Low lubricating oil pressure is likely the cause of the engine failure aboard the 2017-built cruise ship Viking Sky, preliminary findings from the Norwegian Maritime Authority showed.
The authority has worked together with the ship’s classification society, Lloyd’s Register, and Viking Ocean Cruises in order to identify the reason why the Viking Sky suffered a power blackout at Hustadvika in challenging weather conditions on March 23.
“For the present, our conclusion is that the engine failure was directly caused by low oil pressure,” the parties said. The level of lubricating oil in the tanks was within set limits, however relatively low, when the vessel started to cross Hustadvika. The tanks were provided with level alarms, however, these had not been triggered at this time.
Heavy seas in the area probably caused movements in the tanks so large that the supply to the lubricating oil pumps stopped. This triggered an alarm indicating a low level of lubrication oil, which in turn caused an automatic shutdown of the engines, NMA explained.

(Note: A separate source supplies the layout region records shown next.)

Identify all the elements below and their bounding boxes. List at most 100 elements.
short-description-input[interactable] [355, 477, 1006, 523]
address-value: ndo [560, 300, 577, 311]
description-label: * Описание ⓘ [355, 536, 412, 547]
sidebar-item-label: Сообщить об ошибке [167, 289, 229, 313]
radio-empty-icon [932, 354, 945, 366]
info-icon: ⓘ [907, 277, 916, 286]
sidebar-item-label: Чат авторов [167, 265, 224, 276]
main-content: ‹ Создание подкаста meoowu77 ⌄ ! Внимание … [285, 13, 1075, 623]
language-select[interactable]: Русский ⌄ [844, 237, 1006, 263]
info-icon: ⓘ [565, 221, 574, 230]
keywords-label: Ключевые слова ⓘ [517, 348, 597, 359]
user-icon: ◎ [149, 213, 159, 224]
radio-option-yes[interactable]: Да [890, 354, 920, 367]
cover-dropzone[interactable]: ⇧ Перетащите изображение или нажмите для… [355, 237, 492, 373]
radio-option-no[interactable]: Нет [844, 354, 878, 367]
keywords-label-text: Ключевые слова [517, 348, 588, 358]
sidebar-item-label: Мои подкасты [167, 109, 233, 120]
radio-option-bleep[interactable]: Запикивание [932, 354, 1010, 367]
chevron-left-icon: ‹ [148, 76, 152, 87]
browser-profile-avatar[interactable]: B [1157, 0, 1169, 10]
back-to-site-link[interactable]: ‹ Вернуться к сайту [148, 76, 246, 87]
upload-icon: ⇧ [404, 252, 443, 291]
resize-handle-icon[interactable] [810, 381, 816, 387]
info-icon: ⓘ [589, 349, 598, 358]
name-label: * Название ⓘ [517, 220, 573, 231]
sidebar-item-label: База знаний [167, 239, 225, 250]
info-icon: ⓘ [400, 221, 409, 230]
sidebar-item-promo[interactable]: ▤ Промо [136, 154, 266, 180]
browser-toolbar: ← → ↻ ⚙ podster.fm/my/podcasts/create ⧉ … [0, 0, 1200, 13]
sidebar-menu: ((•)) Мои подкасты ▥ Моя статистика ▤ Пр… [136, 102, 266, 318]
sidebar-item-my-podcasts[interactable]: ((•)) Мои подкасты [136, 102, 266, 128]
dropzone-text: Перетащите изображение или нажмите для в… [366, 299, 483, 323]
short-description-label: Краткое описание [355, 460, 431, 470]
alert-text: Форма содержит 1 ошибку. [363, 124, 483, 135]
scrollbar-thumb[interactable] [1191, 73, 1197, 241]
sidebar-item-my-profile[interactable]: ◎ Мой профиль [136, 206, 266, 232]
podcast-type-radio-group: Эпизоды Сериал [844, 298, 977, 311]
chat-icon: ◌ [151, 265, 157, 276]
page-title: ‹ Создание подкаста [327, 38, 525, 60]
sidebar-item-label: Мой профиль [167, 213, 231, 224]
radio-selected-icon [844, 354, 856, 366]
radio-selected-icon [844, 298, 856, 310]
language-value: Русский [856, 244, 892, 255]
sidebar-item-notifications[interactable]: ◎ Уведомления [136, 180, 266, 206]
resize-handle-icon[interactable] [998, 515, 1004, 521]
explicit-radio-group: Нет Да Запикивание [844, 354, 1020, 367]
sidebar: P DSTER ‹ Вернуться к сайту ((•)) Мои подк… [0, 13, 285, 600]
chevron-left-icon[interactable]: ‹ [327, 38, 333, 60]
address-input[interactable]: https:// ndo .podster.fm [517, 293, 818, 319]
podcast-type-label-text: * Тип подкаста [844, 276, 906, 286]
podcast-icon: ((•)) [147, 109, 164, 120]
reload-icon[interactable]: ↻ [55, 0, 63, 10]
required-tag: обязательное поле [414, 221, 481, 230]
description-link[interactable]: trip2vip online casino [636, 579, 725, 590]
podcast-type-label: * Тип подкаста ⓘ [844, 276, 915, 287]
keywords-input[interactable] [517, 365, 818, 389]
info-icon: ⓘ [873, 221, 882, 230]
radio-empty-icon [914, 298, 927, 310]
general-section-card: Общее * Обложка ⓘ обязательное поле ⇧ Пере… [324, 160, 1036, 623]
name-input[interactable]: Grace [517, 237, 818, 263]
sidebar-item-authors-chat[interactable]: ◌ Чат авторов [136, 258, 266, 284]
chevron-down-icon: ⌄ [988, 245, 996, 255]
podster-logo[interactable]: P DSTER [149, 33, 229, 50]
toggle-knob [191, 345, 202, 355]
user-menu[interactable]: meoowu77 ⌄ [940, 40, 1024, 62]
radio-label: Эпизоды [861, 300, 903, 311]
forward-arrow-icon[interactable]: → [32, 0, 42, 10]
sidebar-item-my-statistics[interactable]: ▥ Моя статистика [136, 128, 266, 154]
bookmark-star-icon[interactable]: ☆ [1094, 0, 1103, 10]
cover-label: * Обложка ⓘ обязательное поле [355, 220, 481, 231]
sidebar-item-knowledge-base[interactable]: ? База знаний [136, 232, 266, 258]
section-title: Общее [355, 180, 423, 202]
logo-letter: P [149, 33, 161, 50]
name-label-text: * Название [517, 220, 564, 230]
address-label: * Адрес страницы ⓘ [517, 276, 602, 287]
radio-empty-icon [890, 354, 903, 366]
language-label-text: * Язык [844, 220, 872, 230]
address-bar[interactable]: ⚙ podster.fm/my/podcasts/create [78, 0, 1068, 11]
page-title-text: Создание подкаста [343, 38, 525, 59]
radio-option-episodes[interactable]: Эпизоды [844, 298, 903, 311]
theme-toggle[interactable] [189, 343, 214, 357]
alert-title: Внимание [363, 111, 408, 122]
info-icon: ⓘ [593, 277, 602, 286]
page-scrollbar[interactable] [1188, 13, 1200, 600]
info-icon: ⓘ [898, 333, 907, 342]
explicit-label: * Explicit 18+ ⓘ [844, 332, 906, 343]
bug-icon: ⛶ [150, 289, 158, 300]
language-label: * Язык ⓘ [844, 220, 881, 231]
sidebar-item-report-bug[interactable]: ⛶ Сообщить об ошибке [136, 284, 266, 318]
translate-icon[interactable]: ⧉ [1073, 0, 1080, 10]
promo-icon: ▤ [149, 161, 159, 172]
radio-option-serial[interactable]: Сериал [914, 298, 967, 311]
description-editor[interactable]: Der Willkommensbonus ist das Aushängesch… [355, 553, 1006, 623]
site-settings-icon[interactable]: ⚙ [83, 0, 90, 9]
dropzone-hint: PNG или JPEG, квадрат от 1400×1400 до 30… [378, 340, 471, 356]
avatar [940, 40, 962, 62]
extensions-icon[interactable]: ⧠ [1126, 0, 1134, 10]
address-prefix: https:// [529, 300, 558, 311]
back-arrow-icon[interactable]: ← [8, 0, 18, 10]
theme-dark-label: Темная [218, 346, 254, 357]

The NMA granted the vessel a permit to sail on a single voyage to Kristiansund where the necessary repairs would be made. Viking Sky departed Norway’s Port of Molde in the early morning hours of March 27 under own power and with a tug escort, and arrived at its destination later that day, data from Marine Traffic shows.
Viking Sky had a total of of 1,373 passengers on board when it lost its engines. The ship sent out a mayday signal, triggering a massive evacuation mission which saw around 460 passengers airlifted by five helicopters.
The NMA has drawn up a general safety notice about ensuring a continuous supply of lubricating oil to engines and other critical systems in poor weather conditions.
“We have inspected the levels on all our sister ships and are now revising our procedures to ensure that this issue could not be repeated. We will continue to work with our partners and the regulatory bodies in supporting them with the ongoing investigations,” Viking Ocean Cruises said.